The Western democracy mujahedeen forgets that the cause of liberty is never secure. The greatest Western thinkers on this subject – Frederick Von Hayek, George Orwell, Karl Popper, to mention only but a few – had always warned about these threats to liberty. The liberal priesthood ignores the historic context that has allowed democracy to survive and thrive in the West. Consequently, they have elevated it from a political form specific to a particular time and place into a universal norm applicable everywhere and anytime regardless of circumstances. Yet all political systems are products of their time and circumstances and liberal democracy is no exception.

But as developments in the West are showing us now, the future of liberal democracy is neither certain nor guaranteed. The assumption that democracy in the West is permanent rests on the belief that the fundamental conditions that have sustained it will continue forever. Yet with current trends this assumption is false.

Democracy in the West has thrived since 1945 in large part because of the sustained economic growth that benefited large sections of Western society. Since 1980, growth has benefited the top 10%, leading to widening inequality. As Western living standards for most people continue to decline, and the sanctions on Russia are a big part of this, public faith in democracy is eroding as well. This is what happened in most of Europe during the inter-war years (1919-1939).

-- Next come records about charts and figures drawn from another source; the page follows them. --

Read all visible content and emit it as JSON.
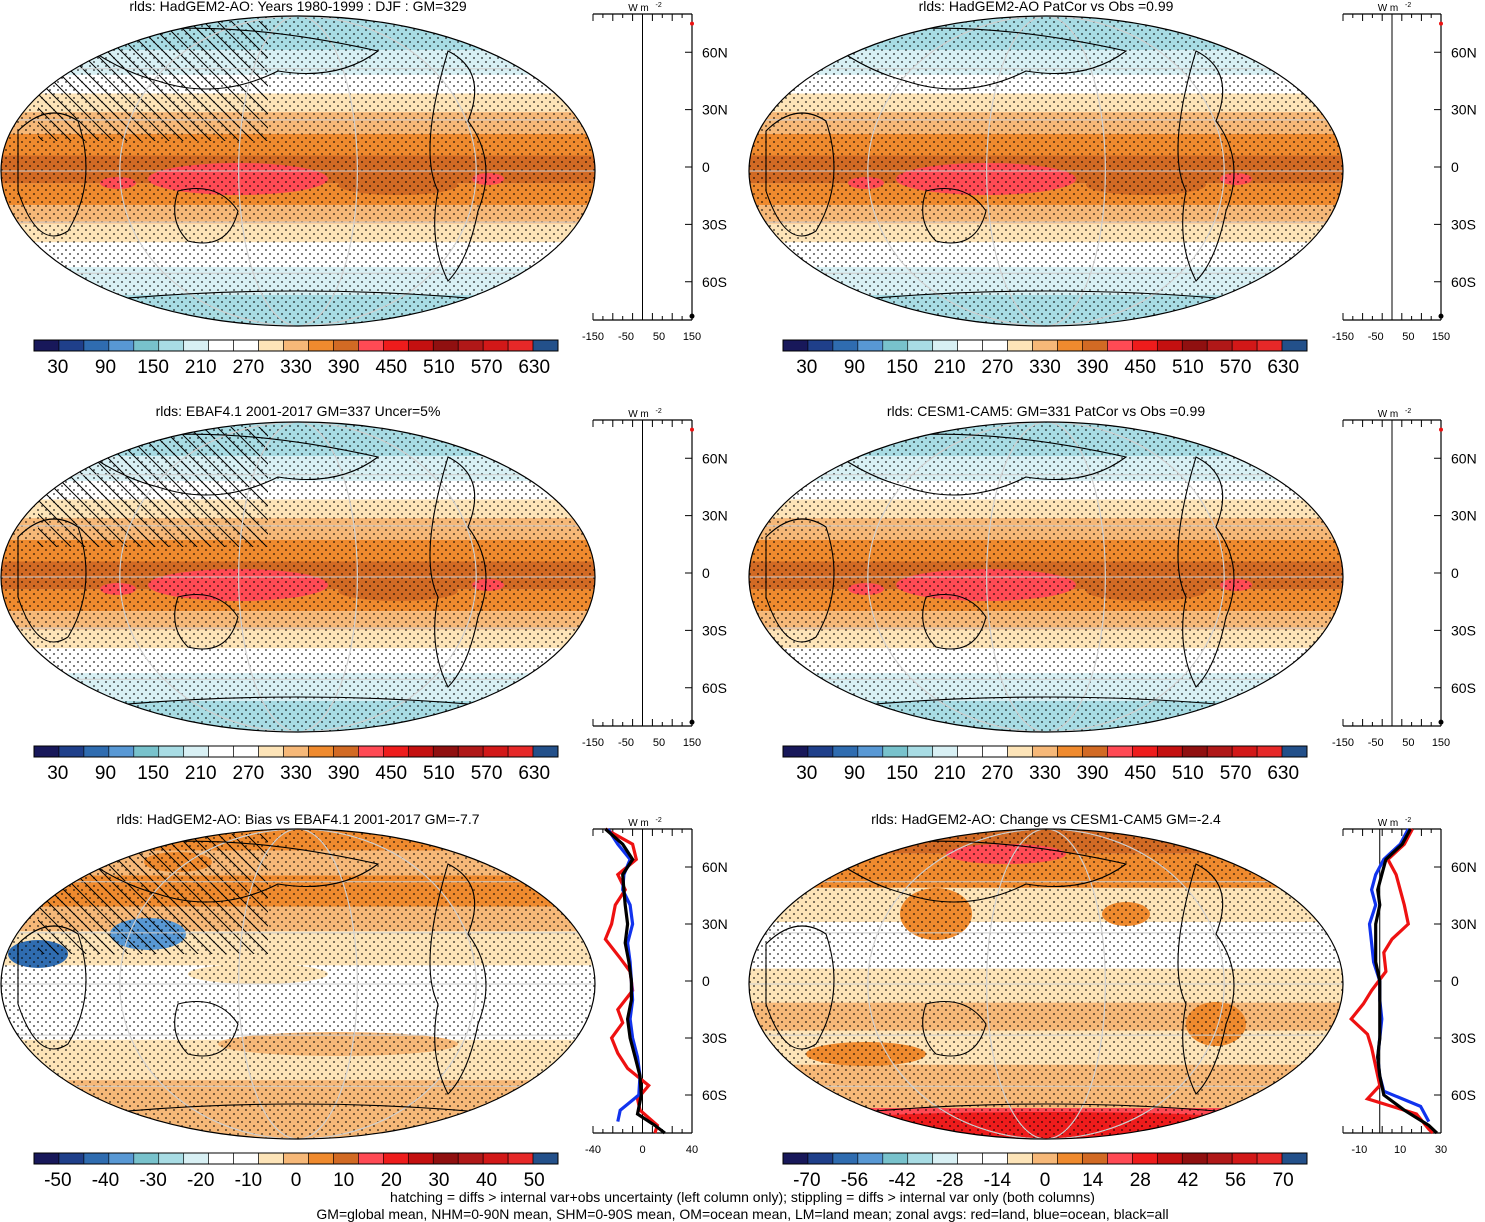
{
  "chart_data": [
    {
      "type": "heatmap",
      "title": "rlds: HadGEM2-AO: Years 1980-1999 : DJF : GM=329",
      "colorbar_labels": [
        "30",
        "90",
        "150",
        "210",
        "270",
        "330",
        "390",
        "450",
        "510",
        "570",
        "630"
      ],
      "colorbar_range": [
        0,
        660
      ],
      "zonal_panel": {
        "units_label": "W m",
        "units_exp": "-2",
        "x_ticks": [
          "-150",
          "-50",
          "50",
          "150"
        ],
        "x_range": [
          -150,
          150
        ]
      },
      "lat_ticks": [
        "60N",
        "30N",
        "0",
        "30S",
        "60S"
      ]
    },
    {
      "type": "heatmap",
      "title": "rlds: HadGEM2-AO PatCor vs Obs =0.99",
      "colorbar_labels": [
        "30",
        "90",
        "150",
        "210",
        "270",
        "330",
        "390",
        "450",
        "510",
        "570",
        "630"
      ],
      "colorbar_range": [
        0,
        660
      ],
      "zonal_panel": {
        "units_label": "W m",
        "units_exp": "-2",
        "x_ticks": [
          "-150",
          "-50",
          "50",
          "150"
        ],
        "x_range": [
          -150,
          150
        ]
      },
      "lat_ticks": [
        "60N",
        "30N",
        "0",
        "30S",
        "60S"
      ]
    },
    {
      "type": "heatmap",
      "title": "rlds: EBAF4.1 2001-2017 GM=337 Uncer=5%",
      "colorbar_labels": [
        "30",
        "90",
        "150",
        "210",
        "270",
        "330",
        "390",
        "450",
        "510",
        "570",
        "630"
      ],
      "colorbar_range": [
        0,
        660
      ],
      "zonal_panel": {
        "units_label": "W m",
        "units_exp": "-2",
        "x_ticks": [
          "-150",
          "-50",
          "50",
          "150"
        ],
        "x_range": [
          -150,
          150
        ]
      },
      "lat_ticks": [
        "60N",
        "30N",
        "0",
        "30S",
        "60S"
      ]
    },
    {
      "type": "heatmap",
      "title": "rlds: CESM1-CAM5: GM=331 PatCor vs Obs =0.99",
      "colorbar_labels": [
        "30",
        "90",
        "150",
        "210",
        "270",
        "330",
        "390",
        "450",
        "510",
        "570",
        "630"
      ],
      "colorbar_range": [
        0,
        660
      ],
      "zonal_panel": {
        "units_label": "W m",
        "units_exp": "-2",
        "x_ticks": [
          "-150",
          "-50",
          "50",
          "150"
        ],
        "x_range": [
          -150,
          150
        ]
      },
      "lat_ticks": [
        "60N",
        "30N",
        "0",
        "30S",
        "60S"
      ]
    },
    {
      "type": "heatmap",
      "title": "rlds: HadGEM2-AO: Bias vs EBAF4.1 2001-2017 GM=-7.7",
      "colorbar_labels": [
        "-50",
        "-40",
        "-30",
        "-20",
        "-10",
        "0",
        "10",
        "20",
        "30",
        "40",
        "50"
      ],
      "colorbar_range": [
        -55,
        55
      ],
      "zonal_panel": {
        "units_label": "W m",
        "units_exp": "-2",
        "x_ticks": [
          "-40",
          "0",
          "40"
        ],
        "x_range": [
          -40,
          40
        ]
      },
      "lat_ticks": [
        "60N",
        "30N",
        "0",
        "30S",
        "60S"
      ]
    },
    {
      "type": "heatmap",
      "title": "rlds: HadGEM2-AO: Change vs CESM1-CAM5 GM=-2.4",
      "colorbar_labels": [
        "-70",
        "-56",
        "-42",
        "-28",
        "-14",
        "0",
        "14",
        "28",
        "42",
        "56",
        "70"
      ],
      "colorbar_range": [
        -77,
        77
      ],
      "zonal_panel": {
        "units_label": "W m",
        "units_exp": "-2",
        "x_ticks": [
          "-10",
          "10",
          "30"
        ],
        "x_range": [
          -18,
          30
        ]
      },
      "lat_ticks": [
        "60N",
        "30N",
        "0",
        "30S",
        "60S"
      ]
    }
  ],
  "colors": {
    "palette": [
      "#18185a",
      "#1f3f8a",
      "#2f6cb0",
      "#5898d4",
      "#78c2cc",
      "#a8dce4",
      "#d8f0f4",
      "#ffffff",
      "#ffffff",
      "#fde4b8",
      "#f6b878",
      "#ef8a2e",
      "#d26a24",
      "#ff4a54",
      "#ee1c1c",
      "#c41010",
      "#901010",
      "#b01818",
      "#d21818",
      "#e62828",
      "#23508a"
    ],
    "land": "red",
    "ocean": "blue",
    "all": "black"
  },
  "footer": {
    "line1": "hatching = diffs > internal var+obs uncertainty (left column only); stippling = diffs > internal var only (both columns)",
    "line2": "GM=global mean, NHM=0-90N mean, SHM=0-90S mean, OM=ocean mean, LM=land mean; zonal avgs: red=land, blue=ocean, black=all"
  }
}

Many studies have shown the retreat of democracy in recent times. These trends were set in motion by the 2008 financial crisis, worsened during the COVID pandemic and have been accentuated by the Ukraine war. This year, the economic growth forecast for the EU is 0.8% and for the USA is 2.2% expected to fall to 0.8% in 2024. The Germany economy, the largest and most dynamic in Europe, is forecast to shrink by 0.4%, France will grow by 0.8%, Italy by 0.9% and UK by 0.6%. This economic trend is a much bigger threat to liberal democracy in the West than Putin. Western leaders need to appreciate Russian fears and find a way to engage Putin in order to put their economies back on track. I suggest that before throwing stones at the Russian president, the West looks in the mirror.